Vendredi 22 mai, la préfecture de Martinique a publié sur les réseaux sociaux une affiche pour propager la distanciation sociale. On y voit deux adolescents. L’un est blanc, vêtu d’une chemise à carreaux de couleur rubis ouverte sur un t-shirt bleu Majorelle. L’autre semble métisse, on ne sait pas trop, dans un autre temps on aurait dit couleur chocolat au lait. Aujourd’hui, ce terme étant connoté comme raciste, d’aucuns lui préfèrent l’étrange terme « racisé ». La moitié du crâne rasé, il semble avoir été affublé d’un débris de perruque sur la tête. N’est-ce pas d’un goût douteux ? Laisser entendre que les adolescents martiniquais se coiffent ainsi avilit nos compatriotes des Antilles. Pourtant, ce n’est pas cela qui a fait germer l’ire de politiciens de gauche rivés sur leur smartphone, dénonçant toute publication internet qui leur soulève le cœur. Non, ce qui leur a fort déplu, c’est qu’en dessous de l’incontournable flèche blanche nous conseillant de garder un bon mètre entre nous, il y ait cinq gros ananas.

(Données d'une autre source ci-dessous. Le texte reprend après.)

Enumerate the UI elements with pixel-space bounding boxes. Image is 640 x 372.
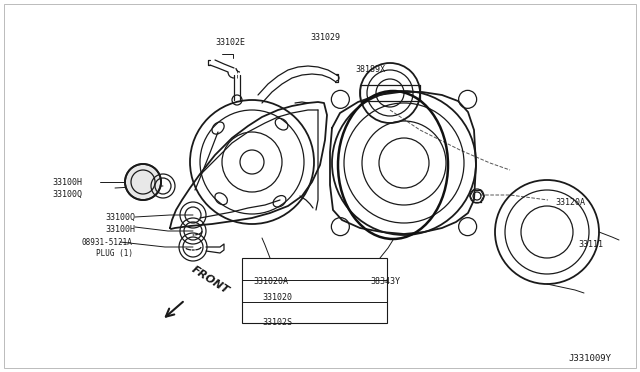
Text: 38343Y: 38343Y bbox=[370, 277, 400, 286]
Text: 33111: 33111 bbox=[578, 240, 603, 249]
Text: 331029: 331029 bbox=[310, 33, 340, 42]
Text: 33100Q: 33100Q bbox=[52, 190, 82, 199]
Text: 08931-5121A: 08931-5121A bbox=[82, 238, 133, 247]
Text: 33100Q: 33100Q bbox=[105, 213, 135, 222]
Text: PLUG (1): PLUG (1) bbox=[96, 249, 133, 258]
Text: 33100H: 33100H bbox=[105, 225, 135, 234]
Text: 33102E: 33102E bbox=[215, 38, 245, 47]
Text: FRONT: FRONT bbox=[190, 264, 231, 296]
Text: 331020: 331020 bbox=[262, 293, 292, 302]
Text: 33100H: 33100H bbox=[52, 178, 82, 187]
Bar bbox=[242, 258, 387, 323]
Text: 33120A: 33120A bbox=[555, 198, 585, 207]
Circle shape bbox=[125, 164, 161, 200]
Text: J331009Y: J331009Y bbox=[568, 354, 611, 363]
Text: 38189X: 38189X bbox=[355, 65, 385, 74]
Text: 331020A: 331020A bbox=[253, 277, 288, 286]
Text: 33102S: 33102S bbox=[262, 318, 292, 327]
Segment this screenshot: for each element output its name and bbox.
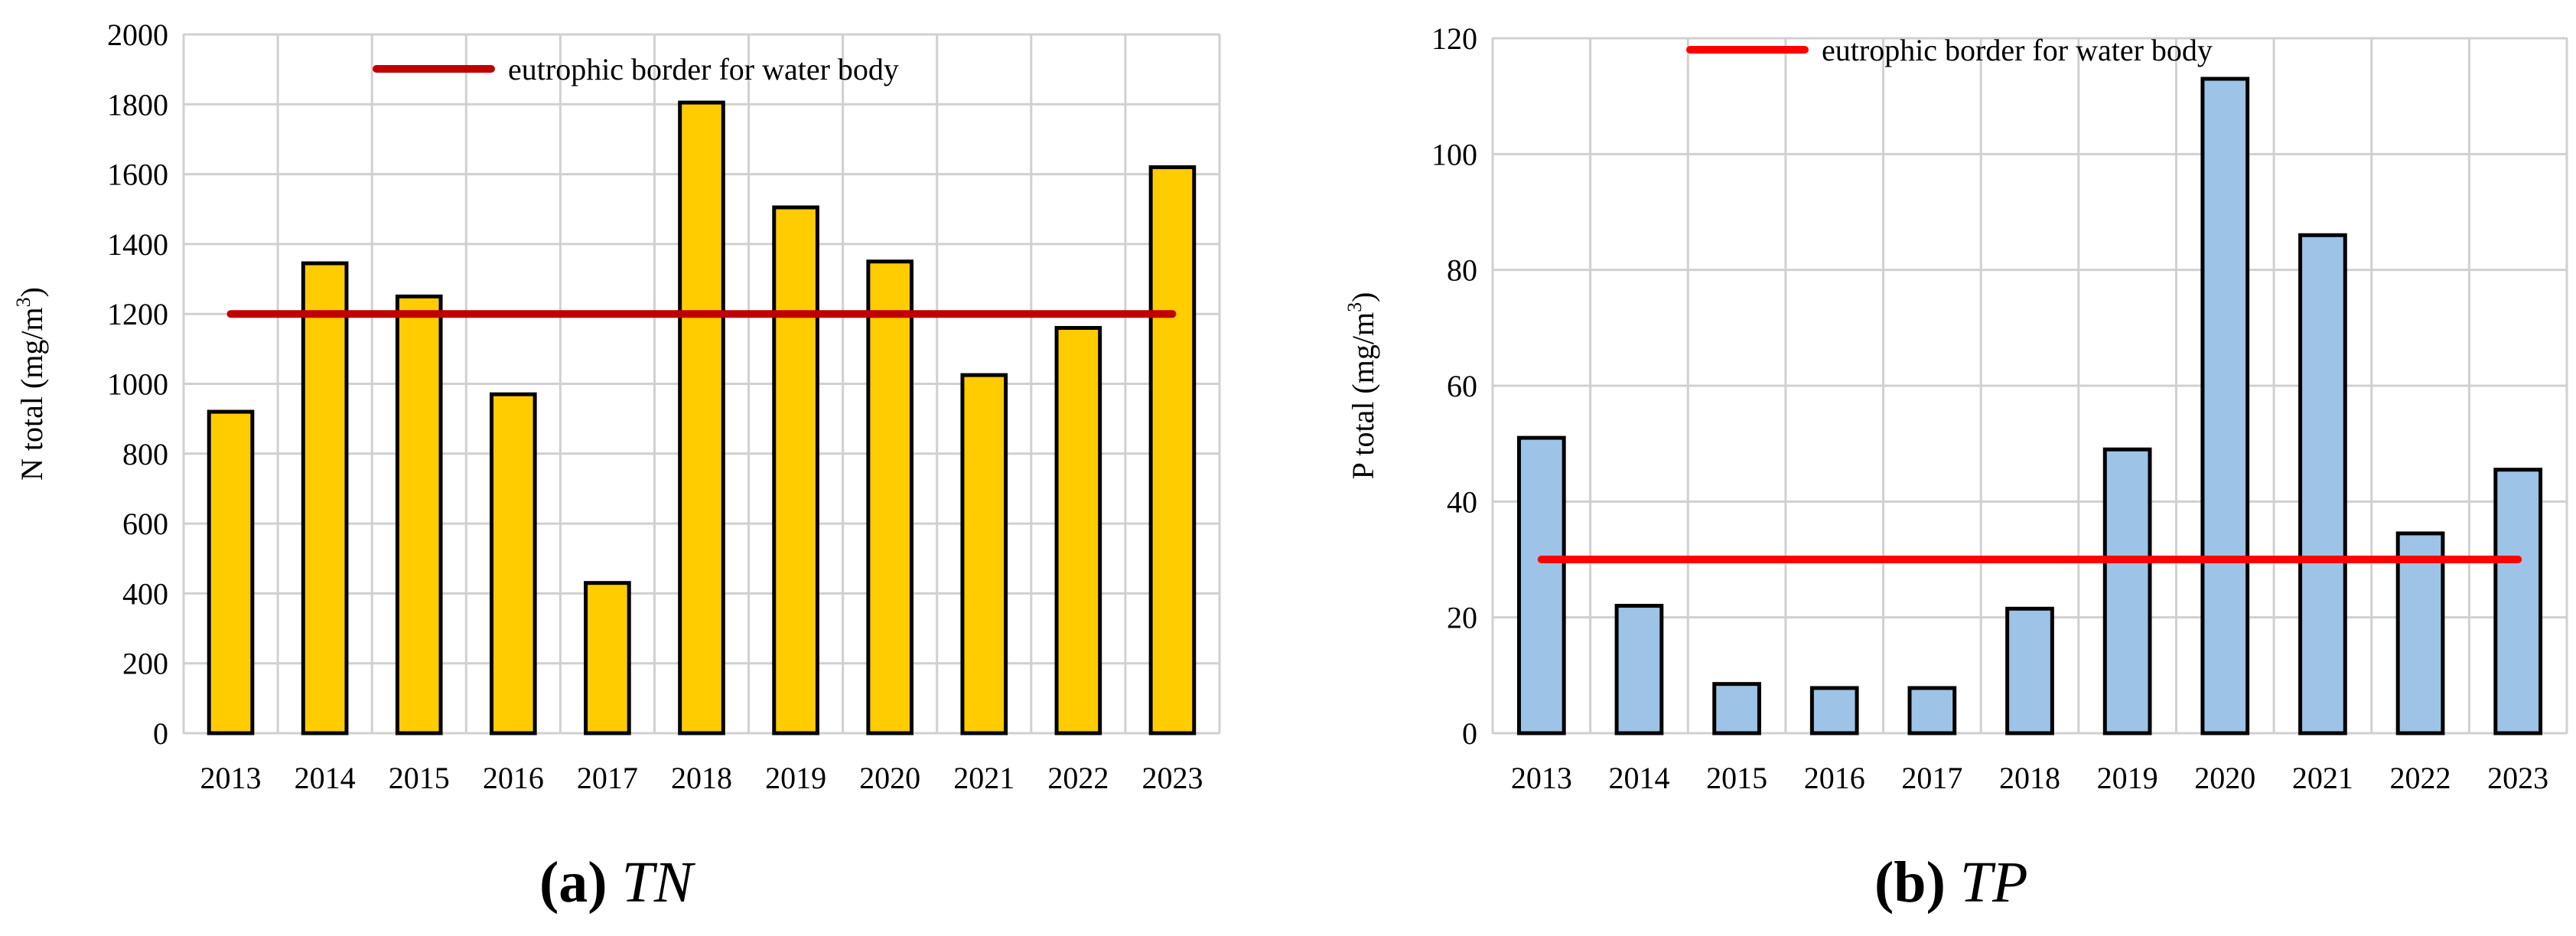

Le préfet s’adresse aux habitants de la Martinique et l’Etat édite cette affiche ? La macronie c’est cette honte aussi. pic.twitter.com/L1PELXAgnY
— Jean-Luc Mélenchon (@JLMelenchon) May 23, 2020
« Assainir le corps de l’État »
Armé de son fidèle compte Twitter, Jean-Luc Mélenchon s’est offusqué le premier: « Le préfet s’adresse aux habitants de la Martinique et l’État édite cette affiche ? Le macronisme, c’est cette honte aussi ». Évidemment, le camarade Eric Coquerel lui a emboîté le pas, fustigeant, lui aussi sur son compte Twitter, « le racisme et le colonialisme » du préfet de Martinique. En guise de surenchère, il a même appelé à la démission de ce dernier. Toujours de l’hexagone, du nord cette fois, c’est l’eurodéputée écologiste Karima Delli qui a écrit : « En 2020, encore des images insultantes et racistes ». De la Marne ensuite, la député Mathilde Panot a suggéré une solution plus radicale: « c’est tout le corps de l’État qu’il faut assainir de ces représentations nauséabondes ». Quand le parfum de l’épuration s’en mêle, c’est qu’on est vraiment prêt à tout pour se tailler une place dans l’arène.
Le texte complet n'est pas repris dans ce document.